I’m guessing he’s there everyday, but it’s just certain hours during the day, which is understandable, that he’s not making the pizza.
Makes sense thanks for that clarification.
he’s probably not making it during the non-prime time lunch and dinner hours.
He was making pizza at 3:30PM today.
Sergio made both my pies at around 4pm.
how was it? the pizza of your dreams?
Review forthcoming from @rlw.
Me and @moonboy403 (+1) vs. 3 pizzas, a salad, and tiramisu.
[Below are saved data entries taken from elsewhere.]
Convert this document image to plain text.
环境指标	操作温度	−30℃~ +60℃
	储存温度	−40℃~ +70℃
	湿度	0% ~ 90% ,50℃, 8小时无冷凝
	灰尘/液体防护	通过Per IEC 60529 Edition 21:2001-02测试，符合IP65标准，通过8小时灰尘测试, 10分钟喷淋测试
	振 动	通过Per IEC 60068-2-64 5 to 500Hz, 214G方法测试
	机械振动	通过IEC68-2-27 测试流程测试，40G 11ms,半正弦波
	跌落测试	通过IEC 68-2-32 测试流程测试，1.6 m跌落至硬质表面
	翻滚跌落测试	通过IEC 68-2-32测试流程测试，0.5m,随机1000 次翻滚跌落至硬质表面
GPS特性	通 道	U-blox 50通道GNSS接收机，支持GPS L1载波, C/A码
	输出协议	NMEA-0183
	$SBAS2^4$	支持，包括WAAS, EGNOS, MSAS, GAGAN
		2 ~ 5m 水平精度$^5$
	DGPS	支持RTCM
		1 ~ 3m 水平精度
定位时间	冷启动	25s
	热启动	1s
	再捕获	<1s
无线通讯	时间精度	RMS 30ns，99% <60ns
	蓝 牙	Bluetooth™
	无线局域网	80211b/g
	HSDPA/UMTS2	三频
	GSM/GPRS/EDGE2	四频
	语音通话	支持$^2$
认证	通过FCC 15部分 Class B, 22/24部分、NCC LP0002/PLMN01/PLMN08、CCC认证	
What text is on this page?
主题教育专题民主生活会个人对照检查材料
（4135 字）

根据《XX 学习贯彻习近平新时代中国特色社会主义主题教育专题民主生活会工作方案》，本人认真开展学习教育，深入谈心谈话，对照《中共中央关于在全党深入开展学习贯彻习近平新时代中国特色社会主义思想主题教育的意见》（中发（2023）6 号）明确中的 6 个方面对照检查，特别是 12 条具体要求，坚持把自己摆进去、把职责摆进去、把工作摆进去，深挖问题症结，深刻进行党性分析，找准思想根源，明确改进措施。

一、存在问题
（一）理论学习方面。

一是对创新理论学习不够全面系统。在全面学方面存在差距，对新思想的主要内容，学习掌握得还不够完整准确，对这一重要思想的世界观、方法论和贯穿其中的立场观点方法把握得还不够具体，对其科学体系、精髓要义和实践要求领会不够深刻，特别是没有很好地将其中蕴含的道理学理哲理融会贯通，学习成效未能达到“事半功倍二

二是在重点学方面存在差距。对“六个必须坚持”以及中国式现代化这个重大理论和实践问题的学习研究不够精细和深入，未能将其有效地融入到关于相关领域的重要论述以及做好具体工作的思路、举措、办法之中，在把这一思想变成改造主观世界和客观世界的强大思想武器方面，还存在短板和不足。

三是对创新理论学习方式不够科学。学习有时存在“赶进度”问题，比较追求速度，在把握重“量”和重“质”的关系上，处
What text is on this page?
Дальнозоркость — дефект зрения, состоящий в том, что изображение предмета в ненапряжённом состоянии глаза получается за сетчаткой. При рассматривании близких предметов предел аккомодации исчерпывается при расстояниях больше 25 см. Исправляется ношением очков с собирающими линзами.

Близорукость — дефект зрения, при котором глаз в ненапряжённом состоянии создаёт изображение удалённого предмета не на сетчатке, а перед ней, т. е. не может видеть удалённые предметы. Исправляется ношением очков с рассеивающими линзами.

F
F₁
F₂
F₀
Salami Salad - cherry tomato, cucumber, salami, provolone, avocado, whole grain mustard dressing
Borderline overdressed (ie. properly dressed) salad so we weren’t just housing carbs.
Funghi - fior di latte, shaved mushroom, roasted garlic, pecorino, oregano, fresh thyme, evoo
Cheesier than I thought it might be, but I sneakily love a good mushroom pie.
Bismarck - fior di latte, prosciutto cotto, egg, pecorino, basil, truffle oil, sea salt
Also quite good (but I’m a massive sucker for egg yolk) and fortunately I couldn’t detect the truffle oil.
Marinara (add anchovies) - tomato, garlic, basil, oregano, evoo, sea salt
This was the real star. The tomato sauce was fantastic—bright and acidic—it really complimented the crust. The anchovies fillets melted into the sauce, adding some more umami to each bite.
As a Tokyo Neapolitan style pizza, it has a bit more structural integrity in the center and doesn’t require a fork and knife, reminding me a bit of Pizzana. I dig it.
Tiramisu - mascarpone, lady fingers, espresso, valrhona cocoa powder
I don’t prefer tiramisu to much, but damn I’d order this again.
It was 3:30pm on a Saturday and Sergio was making the pies himself.
In my humble Neapolitan style pizza rankings, it’s ahead of L’Antica, but behind fresh/piping hot La Morra. It may also fall a bit behind Pizzana and that requires a revisit.